Attention deficit hyperactivity disorder (ADHD): Research shows that after melatonin is administered to ADHD patients, the time needed to fall asleep is significantly reduced. Furthermore, the effects of the melatonin after three months showed no change from its effects after one week of use 23.
Fertility: Recent research has concluded that melatonin supplementation in premenopausal women produces a highly significant improvement in thyroid function and gonadotropin levels, as well as restoring fertility and menstruation and preventing the depression associated with the menopause 24. However, at the same time, some resources warn women trying to conceive not to take a melatonin supplement 25.
Headaches: Several clinical studies indicate that supplementation with melatonin is an effective preventive treatment for migraines and cluster headaches 26, 27.
Mental disorders: Melatonin has been shown to be effective in treating one form of depression, seasonal affective disorder 1, and is being considered for bipolar and other disorders where circadian disturbances are involved 28.
Cancer: Melatonin levels at night are reduced to 50% by exposure to a low-level incandescent bulb for only 39 minutes, and it has been shown that women with the brightest bedrooms have an increased risk for breast cancer 29. Reduced melatonin production has been proposed as a likely factor in the significantly higher cancer rates in night workers 30.
Other treatment: Some studies have shown that melatonin has potential for use in the treatment of various forms of cancer, HIV, and other viral diseases; however, further testing is necessary to confirm this 31. Melatonin is involved in the regulation of body weight, and may be helpful in treating obesity (especially when combined with calcium) 32.
Histologically speaking, it is also believed that melatonin has some effects for sexual growth in higher organisms (quoted from Ross Histology and Weather’s Functional Histology).
CONCLUSION: Although melatonin was discovered more than 40 years ago, the data on the physiological role of this hormone in humans are scarce.
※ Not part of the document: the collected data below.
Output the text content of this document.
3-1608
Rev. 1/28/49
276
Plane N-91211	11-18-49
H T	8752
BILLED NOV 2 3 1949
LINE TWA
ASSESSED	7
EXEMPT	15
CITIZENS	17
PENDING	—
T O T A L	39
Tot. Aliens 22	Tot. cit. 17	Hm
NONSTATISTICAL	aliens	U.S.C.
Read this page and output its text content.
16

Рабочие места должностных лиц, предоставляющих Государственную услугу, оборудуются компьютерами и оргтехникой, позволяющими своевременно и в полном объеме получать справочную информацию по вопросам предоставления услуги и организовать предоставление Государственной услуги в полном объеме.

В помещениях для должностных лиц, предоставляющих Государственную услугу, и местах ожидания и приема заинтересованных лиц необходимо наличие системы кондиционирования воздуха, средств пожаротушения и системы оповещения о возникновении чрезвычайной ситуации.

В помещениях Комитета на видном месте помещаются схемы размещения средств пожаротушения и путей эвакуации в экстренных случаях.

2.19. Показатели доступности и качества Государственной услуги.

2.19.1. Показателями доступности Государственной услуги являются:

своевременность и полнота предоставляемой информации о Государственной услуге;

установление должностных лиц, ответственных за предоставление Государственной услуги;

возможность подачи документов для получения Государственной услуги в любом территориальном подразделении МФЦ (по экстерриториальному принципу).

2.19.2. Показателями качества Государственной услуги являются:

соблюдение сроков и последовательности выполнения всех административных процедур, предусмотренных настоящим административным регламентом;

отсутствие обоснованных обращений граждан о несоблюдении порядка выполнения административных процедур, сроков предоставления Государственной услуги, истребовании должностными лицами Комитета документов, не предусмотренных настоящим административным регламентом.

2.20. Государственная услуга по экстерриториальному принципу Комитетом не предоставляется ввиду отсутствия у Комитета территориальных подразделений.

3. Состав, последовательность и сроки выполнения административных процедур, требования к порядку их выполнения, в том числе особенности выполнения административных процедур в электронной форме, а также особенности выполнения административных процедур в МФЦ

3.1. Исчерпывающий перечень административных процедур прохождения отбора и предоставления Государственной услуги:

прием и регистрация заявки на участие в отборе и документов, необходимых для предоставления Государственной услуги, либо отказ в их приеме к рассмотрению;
Continuous progress in our knowledge reinforces, however, the idea that melatonin could play the role of a universal endogenous synchronizer, even for physiological functions whose circadian organization does not appear of paramount importance at first sight. The influence of melatonin on hemostasis, glucose homeostasis, phosphocalcic metabolism and blood pressure regulation would deserve further investigation. Also, the improvement of melatonin antagonists could help to understand the real physiological consequence of melatonin in humans. Because of its complex regulation, melatonin secretion is disturbed in most pathophysiological situations. The evaluation of melatonin secretion should be comprehensive to situations where dramatic disturbances of endogenous rhythms, immune and antioxidative defences are patent, in patients admitted in intensive care units for instance. However, study conditions (light environment, drug intake) should be strictly controlled. We believe that great advances could be achieved by developing these clinical aspects in a collaborative way, generating multicentric trials on the efficacy and long term toxicity of melatonin.